Dünyaya nam salmış Türk Atı: Ahal Teke
Dünyaya nam salmış Türk Atı: Ahal Teke Orta Asya’da özellikle Türkmenistan’da yaygındır. Ahal Teke’nin adı Manas ve Dede Korkut gibi Türk destanlarında geçer ve Türkmenistan’ın Ahal vilayetinde yaşayan Teke Türkmenlerinden gelmektedir.
Güzel, zarif ve çok yönlü Ahalteke atları, at ırkları içerisinde eski Sovyet ülkeleri dışında günümüze değin çok fazla tanınmamaktaydı. Bu inanılmaz at hızı, rahat yürüyüşü, akıllılığı, uysallığı, eğitilebilirliği, dayanıklılığı ile günümüzde anavatanı olan Türkmenistan ve Rusya dışında da hak ettiği önemi kazanmıştır.
Yaşayan en eski at ırkı olan Ahalteke, sıra dışı fiziksel gücünü ve duyarlı kişiliğini Orta Asya ülkelerinin kendine özgü doğa koşullarından almıştır. Ahalteke kanı birçok modern at ırkının gelişimini etkilemiştir. Ancak yine de yüzyıllar boyu kendine has özelliklerini ve safkanlığını koruyabilmiştir. Ahalteke atları sanıldığının aksine ılıkkanlı değil soğukkanlı sınıflamada yer alır. Ataları: Massaget, Parthian, Nisean, Persian, Türkmen ve son olarak da Ahalteke’dir (Hramova, 2003).
Güney Türkmenistan da yapılan araştırmalar sonucu İ.Ö. 2400 yıllarına uzun boylu düzgün ve orantılı bir kemik yapısına sahip iskelet kalıntıları bulunmuştur. Irkın ismi ise ancak 19. yılların sonlarına doğru anlaşılmıştır. Türkmen Bedev Atları adı da verilen Ahalteke atlarında iki kelimeden oluşan bu isimde Ahal adı; bugünkü Türkmenistan’da eski Pers imparatorluğunun da bir parçası olan Kopet dağlarının eteklerinde bulunan bir vahadan gelmektedir. Teke ise, bölgeye egemen olan ve yüzyıllarca Türkmen atı yetiştiren göçebe Türkmen boyunun adıdır.
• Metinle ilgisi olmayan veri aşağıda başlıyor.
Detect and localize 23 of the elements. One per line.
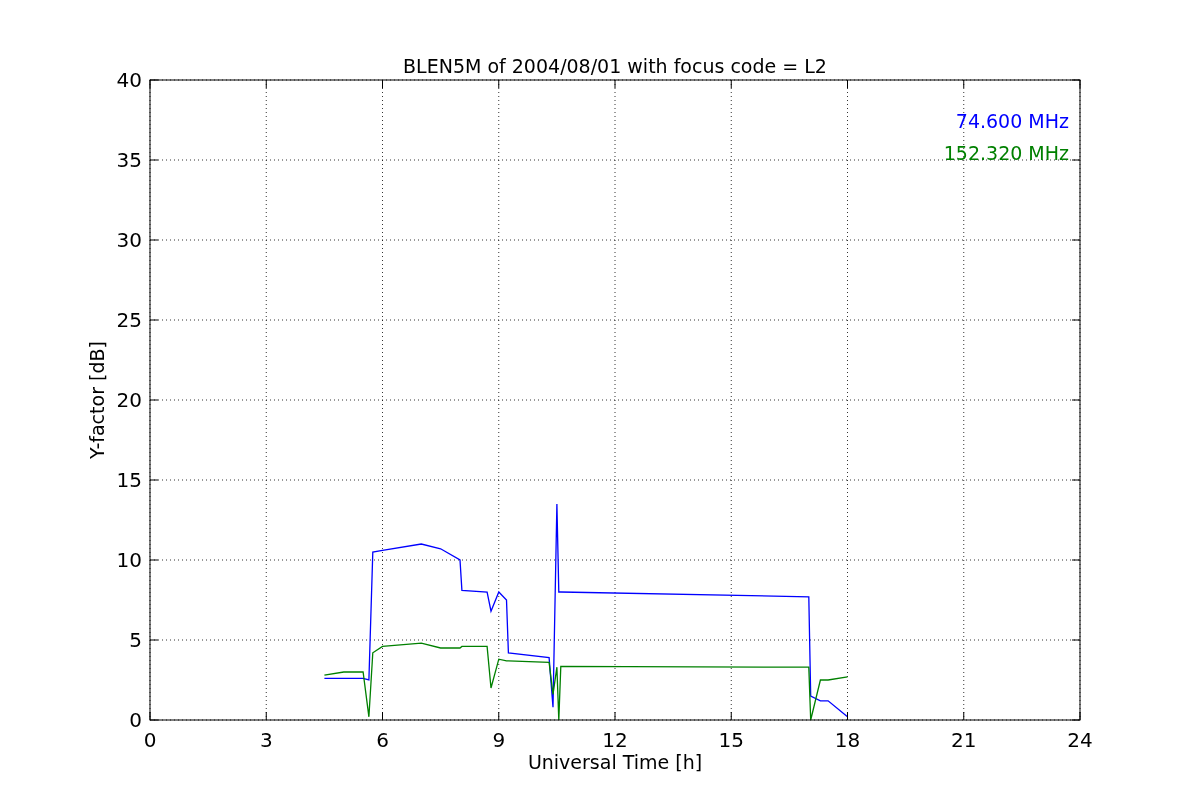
y-tick-label: 20 (116, 388, 142, 412)
y-tick-label: 0 (129, 708, 142, 732)
x-tick-label: 15 (718, 728, 744, 752)
x-tick-label: 24 (1067, 728, 1093, 752)
x-tick-label: 21 (951, 728, 977, 752)
x-tick-label: 12 (602, 728, 628, 752)
y-tick-label: 5 (129, 628, 142, 652)
y-tick-label: 40 (116, 68, 142, 92)
y-tick-label: 10 (116, 548, 142, 572)
x-tick-label: 6 (376, 728, 389, 752)
y-tick-label: 30 (116, 228, 142, 252)
y-tick-label: 15 (116, 468, 142, 492)
legend-label: 74.600 MHz (955, 110, 1069, 132)
x-tick-label: 9 (492, 728, 506, 752)
chart-title: BLEN5M of 2004/08/01 with focus code = L2 (403, 55, 827, 77)
y-tick-label: 25 (116, 308, 142, 332)
x-tick-label: 3 (259, 728, 273, 752)
x-tick-label: 18 (834, 728, 861, 752)
y-axis-label: Y-factor [dB] (86, 341, 108, 459)
x-tick-label: 0 (143, 728, 157, 752)
x-axis-label: Universal Time [h] (527, 751, 703, 773)
y-tick-label: 35 (116, 148, 142, 172)
legend-label: 152.320 MHz (943, 142, 1069, 164)
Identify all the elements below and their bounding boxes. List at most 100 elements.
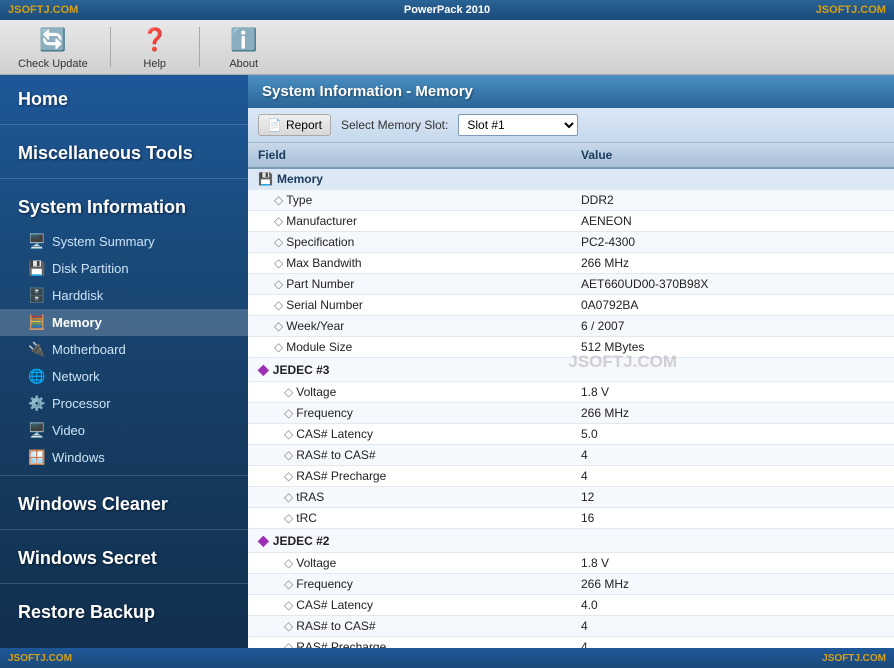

Güney Türkmenistan’da bulunan Altıntepe, Yassıtepe ve Kermençetepe’de arkeolog B. A. Kuftin tarafından yapılan kazılarda elde edilen buluntularda, M.Ö. III ve II. yüzyıllara ait ince incikli atların kemikleri bulunmuştur. Bilim insanlarına göre bu kemikler yabani hayvanlardan daha çok evcilleştirilmiş ve saygı duyularak gömülmüş at kemikleridir. Yine bu kazılarda bulunan kalıntılarındaki tek oklu ve iki oklu araba rölyefleri de atlı araba kültürünün yaygın olduğunu göstermektedir
Yörenin coğrafyası da bu ırkın sıra dışı özelliklerine katkıda bulunmuştur. Orta Asya tarihi boyunca sürekli değişen ticaret ve savaşlar dolayısıyla kurulmaya çalışılan egemenlikler, Ahal vadisine ulaşamamıştır. Teke kabilesi Hazar Denizinin batısında yer alan dağların güneyinde ve Karakum Çölünün kuzeyine yerleşmişti. Bu doğal korumalı bölge burada yetiştirilen bu atların genetik özelliklerinin korunmasını sağlamıştır. Bölgede yer alan ve bölgenin %90 teşkil eden Karakum çölünün de etkisiyle sert iklim koşulları olan aşırı sıcak, kuru soğuk ve kuraklık bu ırkın dayanıklılığını geliştirmiştir. Bölgede Atların iyi beslen-mesi için taze otlar yılın sadece birkaç ayında bulunmaktaydı. Evcilleştirilmiş Türkmen atları koyun yağı ile karıştırılmış tahıl ile beslenerek hayatta kalmayı başardılar.